Moog music: Wayne Kirby, chairman of the UNCA Department of music, shows a Hanger Hall student how a theremin works inside the Bob Moog Electronic Music Studio in the Lipinsky Auditorium building on campus. The college dedicated the studio on Nov. 30. Photo by Jason Sandford

"I really owe a lot of my creative identity and electrical know-how" to Moog and the college's music classes that have been influenced by him, Douglas said. "I think for all he's done, we're in a world of eternal debt."

Douglas was one of several speakers on hand Nov. 30 to help dedicate the Bob Moog Electronic Music studio. The studio — situated below Lipinsky Auditorium on the UNCA campus — will serve as part classroom and part showroom. It boasts a mix of classic analog synthesizers, including a Voyager Mini Moog, as well as Moog pedals and theremins. There's also a mixing console and an electronic keyboard lab decked out with MIDI keyboards and Apple computers loaded with software to work with digital recordings

UNCA graduate Steve Dunnington told the crowd that Moog, who taught at the school, was a friend and mentor who influenced musicians worldwide.

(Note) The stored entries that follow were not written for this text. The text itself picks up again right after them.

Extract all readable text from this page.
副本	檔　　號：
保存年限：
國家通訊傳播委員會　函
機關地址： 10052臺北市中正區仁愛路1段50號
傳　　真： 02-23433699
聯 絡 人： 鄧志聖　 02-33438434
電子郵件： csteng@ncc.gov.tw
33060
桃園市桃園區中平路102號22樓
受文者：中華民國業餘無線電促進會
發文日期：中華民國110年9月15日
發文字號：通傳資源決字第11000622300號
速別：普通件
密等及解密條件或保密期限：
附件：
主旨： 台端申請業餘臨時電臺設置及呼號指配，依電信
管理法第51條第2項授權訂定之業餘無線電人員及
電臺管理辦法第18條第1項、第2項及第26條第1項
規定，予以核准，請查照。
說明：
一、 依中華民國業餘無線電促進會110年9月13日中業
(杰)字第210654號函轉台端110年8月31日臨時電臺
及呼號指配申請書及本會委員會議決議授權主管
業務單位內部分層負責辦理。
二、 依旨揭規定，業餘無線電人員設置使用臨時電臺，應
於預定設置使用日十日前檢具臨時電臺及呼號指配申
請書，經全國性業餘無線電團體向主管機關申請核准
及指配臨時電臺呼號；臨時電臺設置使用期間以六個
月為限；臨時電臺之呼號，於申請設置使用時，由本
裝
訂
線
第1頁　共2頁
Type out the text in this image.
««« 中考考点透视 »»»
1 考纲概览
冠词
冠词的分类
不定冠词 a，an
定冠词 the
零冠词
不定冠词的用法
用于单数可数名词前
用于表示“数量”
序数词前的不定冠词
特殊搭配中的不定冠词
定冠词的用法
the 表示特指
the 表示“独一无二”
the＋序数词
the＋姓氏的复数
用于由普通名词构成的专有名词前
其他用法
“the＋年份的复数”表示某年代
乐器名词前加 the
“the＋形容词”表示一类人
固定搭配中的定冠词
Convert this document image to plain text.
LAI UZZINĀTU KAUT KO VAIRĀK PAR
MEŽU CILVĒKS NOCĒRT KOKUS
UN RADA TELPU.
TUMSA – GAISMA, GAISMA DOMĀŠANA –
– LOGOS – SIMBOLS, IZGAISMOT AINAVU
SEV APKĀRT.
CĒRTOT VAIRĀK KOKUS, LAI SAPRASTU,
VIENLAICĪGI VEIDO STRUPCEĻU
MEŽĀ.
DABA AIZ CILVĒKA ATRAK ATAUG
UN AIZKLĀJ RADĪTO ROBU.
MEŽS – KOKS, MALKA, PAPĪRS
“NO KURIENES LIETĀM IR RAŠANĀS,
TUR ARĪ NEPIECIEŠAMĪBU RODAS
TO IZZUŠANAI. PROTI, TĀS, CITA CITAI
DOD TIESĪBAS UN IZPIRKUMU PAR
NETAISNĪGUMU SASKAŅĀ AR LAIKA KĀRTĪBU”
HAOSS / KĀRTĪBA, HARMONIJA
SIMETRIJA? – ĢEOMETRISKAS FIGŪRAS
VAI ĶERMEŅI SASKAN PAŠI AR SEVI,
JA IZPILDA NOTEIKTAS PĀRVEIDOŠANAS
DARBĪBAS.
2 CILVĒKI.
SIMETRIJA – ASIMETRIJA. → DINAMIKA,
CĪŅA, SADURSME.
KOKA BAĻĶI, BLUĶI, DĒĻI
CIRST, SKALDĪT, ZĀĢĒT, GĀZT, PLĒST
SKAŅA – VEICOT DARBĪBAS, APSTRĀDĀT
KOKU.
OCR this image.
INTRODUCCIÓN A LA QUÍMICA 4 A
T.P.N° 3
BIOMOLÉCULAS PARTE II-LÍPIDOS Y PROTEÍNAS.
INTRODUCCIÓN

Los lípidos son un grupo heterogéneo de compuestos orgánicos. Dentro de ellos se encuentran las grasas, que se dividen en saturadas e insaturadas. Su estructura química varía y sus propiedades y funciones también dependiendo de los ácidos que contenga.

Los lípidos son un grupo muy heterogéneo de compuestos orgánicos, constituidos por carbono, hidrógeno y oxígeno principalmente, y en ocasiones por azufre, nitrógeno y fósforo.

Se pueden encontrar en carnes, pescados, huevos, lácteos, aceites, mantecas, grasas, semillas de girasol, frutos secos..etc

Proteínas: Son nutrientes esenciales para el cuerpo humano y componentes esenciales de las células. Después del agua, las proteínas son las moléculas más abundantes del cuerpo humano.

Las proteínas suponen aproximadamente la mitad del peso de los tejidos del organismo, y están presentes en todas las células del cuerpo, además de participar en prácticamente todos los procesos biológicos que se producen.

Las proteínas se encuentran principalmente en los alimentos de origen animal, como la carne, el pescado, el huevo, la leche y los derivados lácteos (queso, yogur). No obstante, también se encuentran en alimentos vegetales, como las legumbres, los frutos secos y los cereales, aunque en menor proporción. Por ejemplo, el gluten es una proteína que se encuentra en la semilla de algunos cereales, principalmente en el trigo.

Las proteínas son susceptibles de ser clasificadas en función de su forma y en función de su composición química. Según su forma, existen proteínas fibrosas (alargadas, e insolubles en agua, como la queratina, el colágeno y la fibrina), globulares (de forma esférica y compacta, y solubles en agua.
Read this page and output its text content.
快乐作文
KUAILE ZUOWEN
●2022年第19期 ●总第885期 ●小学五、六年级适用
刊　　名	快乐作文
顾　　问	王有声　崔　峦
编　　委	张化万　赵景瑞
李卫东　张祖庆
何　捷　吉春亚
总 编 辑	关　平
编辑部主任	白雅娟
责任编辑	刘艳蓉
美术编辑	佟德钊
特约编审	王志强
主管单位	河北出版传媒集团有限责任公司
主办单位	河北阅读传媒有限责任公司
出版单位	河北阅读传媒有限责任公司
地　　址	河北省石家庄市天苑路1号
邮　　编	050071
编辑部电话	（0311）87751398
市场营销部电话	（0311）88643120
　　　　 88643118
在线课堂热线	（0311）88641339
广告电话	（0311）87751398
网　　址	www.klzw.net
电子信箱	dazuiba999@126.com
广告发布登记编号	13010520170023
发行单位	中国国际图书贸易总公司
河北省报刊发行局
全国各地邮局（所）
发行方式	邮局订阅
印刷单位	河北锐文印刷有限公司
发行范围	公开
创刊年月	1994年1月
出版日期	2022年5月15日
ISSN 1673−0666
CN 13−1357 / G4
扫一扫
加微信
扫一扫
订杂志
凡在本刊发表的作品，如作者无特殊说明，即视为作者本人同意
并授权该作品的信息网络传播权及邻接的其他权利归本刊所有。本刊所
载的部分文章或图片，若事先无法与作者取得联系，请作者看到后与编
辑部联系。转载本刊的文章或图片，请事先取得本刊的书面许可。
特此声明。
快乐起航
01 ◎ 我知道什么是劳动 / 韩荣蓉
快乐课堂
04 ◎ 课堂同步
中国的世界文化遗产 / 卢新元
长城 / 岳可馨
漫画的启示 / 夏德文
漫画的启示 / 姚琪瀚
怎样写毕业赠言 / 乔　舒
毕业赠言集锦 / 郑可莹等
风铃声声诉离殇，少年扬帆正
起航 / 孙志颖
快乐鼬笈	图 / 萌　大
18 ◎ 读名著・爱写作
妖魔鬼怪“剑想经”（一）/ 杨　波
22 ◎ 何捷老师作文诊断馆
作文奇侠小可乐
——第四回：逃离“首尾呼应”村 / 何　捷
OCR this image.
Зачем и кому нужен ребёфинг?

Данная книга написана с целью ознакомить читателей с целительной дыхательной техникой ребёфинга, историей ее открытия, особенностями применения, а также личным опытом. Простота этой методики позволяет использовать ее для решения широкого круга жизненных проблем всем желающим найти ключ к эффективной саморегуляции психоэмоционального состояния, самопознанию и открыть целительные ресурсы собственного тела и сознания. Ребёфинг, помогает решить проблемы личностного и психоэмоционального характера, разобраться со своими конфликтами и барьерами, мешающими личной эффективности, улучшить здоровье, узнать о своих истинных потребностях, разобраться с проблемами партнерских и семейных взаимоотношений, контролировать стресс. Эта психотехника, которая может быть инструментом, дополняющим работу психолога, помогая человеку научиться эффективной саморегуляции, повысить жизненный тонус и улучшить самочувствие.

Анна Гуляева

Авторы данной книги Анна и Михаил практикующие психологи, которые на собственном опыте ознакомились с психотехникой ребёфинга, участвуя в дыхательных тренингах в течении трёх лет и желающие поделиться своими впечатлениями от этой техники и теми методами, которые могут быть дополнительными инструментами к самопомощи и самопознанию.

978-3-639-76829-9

But perhaps his biggest contribution, said Dunnington, was listening to musicians' "wants and technical needs" and then creating the tools to satisfy them. "Listening opens doors," he added.

A Dec. 3 concert at the White Horse Black Mountain capped the celebration. The event showcased the work of eight UNCA student members of the Electronic Music Ensemble, featuring their compositions wedded to film clips. The proceeds will benefit the school's music department.

Professor Wayne Kirby, who chairs the department, said Moog's equipment helps a musician connect to his or her sound.

"Creating this music is like working with clay," he said in a story about the studio posted on UNCA's Web site. "By turning knobs on these synthesizers, students are creating a sound sculpture."

The studio dedication is just the latest expression of an ongoing effort to preserve and promote the work of Moog, who died in 2005. The Bob Moog Foundation has been working on an archive and raising money for a museum in Asheville. Earlier this year, the Moogseum received a $600,000 grant from the Buncombe County Tourism Development Authority.